Figure 2: FITC standard curve plotted from the data of 12 dilutions of concentration of 4 replicates

For consistency of results, we used E.Coli k-12 DH5 Alpha for all of our transformations. We also conducted 4 trials to generate 4 replicates on the final sampling plate.

To measure the cell-based assays, we started by transforming 8 plates of E. coli with the 8 samples provided in Kit 7. After allowing the colonies to form on the plates, each plate had 2 colonies selected to be grown in 5-10 mL LB medium + Chloramphenicol overnight (16-18 hours) at 37°C and 220 rpm.

Figure 3: In order from left to right and top to bottom: Negative Control, Device 1, Device 2, Device 3, Device 4, Device 5, Device 6 and Puc19 serving as a plasmid indicator.

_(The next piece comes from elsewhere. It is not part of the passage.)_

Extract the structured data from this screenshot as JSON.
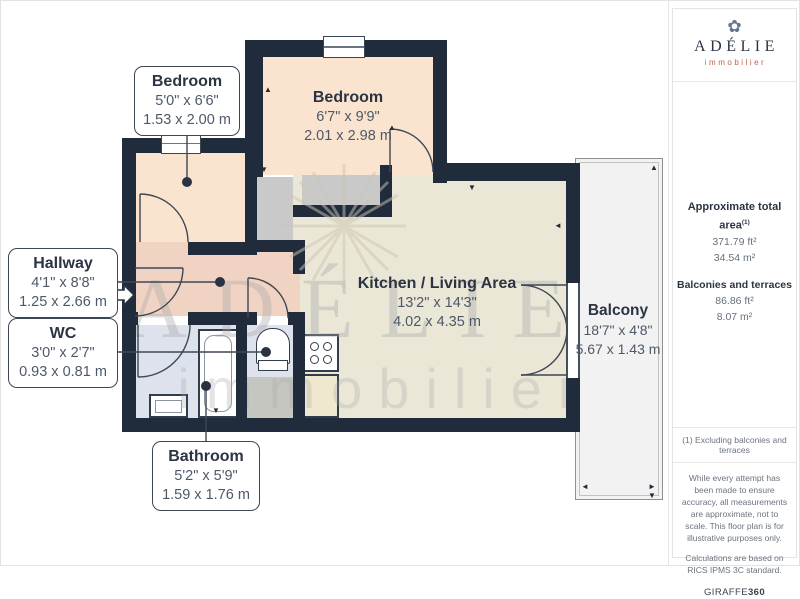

The plate readers were configured to measure OD₆₀₀ and the overnight cultures were measured once to help calibrate the concentrations to the desired OD₆₀₀ of 0.02. The samples were once again incubated at 37°and 220 rpm. At the 0, 2, 4 and 6 hour time points during the incubation, 500 µL of each sample from both colonies were taken and measured for fluorescence.

Figure 4: The overnight cultures show indications of varying fluorescence even before the formal testing period.

For each time point, we had a 96 well plate that was organized according to the diagram provided by iGEM with each of our 8 devices over 4 replicates and an LB blank. Finally, the data we gathered was corrected and converted into the standardized units that the interlab uses to compare data across all the participating labs.